Understanding a code-example from the Intel Intrinsics Guide

I am trying to learn what _mm256_permute2f128_ps() does, but can't fully understand the intel's code-example.

DEFINE SELECT4(src1, src2, control) {
    CASE(control[1:0]) OF
    0:  tmp[127:0] := src1[127:0]
    1:  tmp[127:0] := src1[255:128]
    2:  tmp[127:0] := src2[127:0]
    3:  tmp[127:0] := src2[255:128]
    ESAC
    IF control[3]
        tmp[127:0] := 0
    FI
    RETURN tmp[127:0]
}
dst[127:0] := SELECT4(a[255:0], b[255:0], imm8[3:0])
dst[255:128] := SELECT4(a[255:0], b[255:0], imm8[7:4])
dst[MAX:256] := 0

Specifically, I don't understand:

the imm8[3:0] notation. Are they using it as a 4-byte mask? But I've seen people invoke _mm256_permute2f128_pd(myVec, myVec, 5), where imm8 is used as a number (number 5).
Inside the SELECT4 function, what does control[1:0] mean? Is control a byte-mask, or used as a number? How many bytes is it made of?
why IF control[3] is used in intel's example. Doesn't it undo the choice 3: inside CASE? Why would we ever want to set tmp[127 to 0] to zero, if we've been outputting into it?

Solution

The [x:y] notations always refers to bitnumbers in this case. E.g., if you pass 5 as the imm8 argument, then (because 5==0b00000101) imm8[3:0]==0b0101==5 and if that was passed as control to the SELECT4 macro, you would get control[3]==0==false and control[1:0]==0b01==1. The control[2] bit would be ignored.

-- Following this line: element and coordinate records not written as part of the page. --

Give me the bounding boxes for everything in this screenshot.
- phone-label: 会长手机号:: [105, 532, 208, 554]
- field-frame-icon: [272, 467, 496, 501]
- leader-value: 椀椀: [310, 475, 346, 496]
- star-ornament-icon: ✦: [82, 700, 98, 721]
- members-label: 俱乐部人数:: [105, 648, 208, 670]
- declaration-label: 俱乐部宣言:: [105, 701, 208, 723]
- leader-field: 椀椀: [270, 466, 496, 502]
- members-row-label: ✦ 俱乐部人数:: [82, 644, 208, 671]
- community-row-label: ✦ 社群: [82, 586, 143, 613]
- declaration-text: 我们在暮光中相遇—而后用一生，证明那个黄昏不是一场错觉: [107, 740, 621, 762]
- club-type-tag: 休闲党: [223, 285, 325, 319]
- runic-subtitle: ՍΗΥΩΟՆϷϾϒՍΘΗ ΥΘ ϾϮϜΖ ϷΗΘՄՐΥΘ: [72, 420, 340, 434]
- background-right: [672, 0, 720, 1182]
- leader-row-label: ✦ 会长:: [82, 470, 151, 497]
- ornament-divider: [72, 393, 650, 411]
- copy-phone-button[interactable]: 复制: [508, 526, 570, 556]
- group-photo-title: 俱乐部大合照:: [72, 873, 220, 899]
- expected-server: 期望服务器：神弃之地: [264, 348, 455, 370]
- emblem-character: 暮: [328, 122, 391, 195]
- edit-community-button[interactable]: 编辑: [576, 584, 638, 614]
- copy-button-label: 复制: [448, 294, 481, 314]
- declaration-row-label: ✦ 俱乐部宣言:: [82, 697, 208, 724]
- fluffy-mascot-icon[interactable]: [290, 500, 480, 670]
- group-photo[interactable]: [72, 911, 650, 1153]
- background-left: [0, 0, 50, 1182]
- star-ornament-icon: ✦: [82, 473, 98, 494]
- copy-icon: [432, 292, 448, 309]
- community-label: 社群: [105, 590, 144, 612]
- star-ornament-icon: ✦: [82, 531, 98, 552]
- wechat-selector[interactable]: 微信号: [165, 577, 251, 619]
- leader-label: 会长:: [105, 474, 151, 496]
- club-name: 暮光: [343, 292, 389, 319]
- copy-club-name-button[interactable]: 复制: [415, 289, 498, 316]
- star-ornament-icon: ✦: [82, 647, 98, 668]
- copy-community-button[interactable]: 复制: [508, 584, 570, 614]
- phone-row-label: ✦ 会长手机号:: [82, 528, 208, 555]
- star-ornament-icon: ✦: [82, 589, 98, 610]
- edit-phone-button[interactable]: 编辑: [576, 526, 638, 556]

Fully evaluating this, you get

dst[127:0]   := SELECT4(a[255:0], b[255:0], 5) == a[255:128]
dst[255:128] := SELECT4(a[255:0], b[255:0], 0) == a[127:0]

That means this would switch the upper and lower half of the a register and store it into the dst register.

The dst[MAX:256] := 0 is only relevant for architectures with larger registers (if you have AVX-512), i.e., it sets everything above bit 255 to zero. This is in contrast to legacy SSE instructions, which (if executed on CPUs with AVX-support) would leave the upper half unchanged (and producing false dependencies -- see this related question).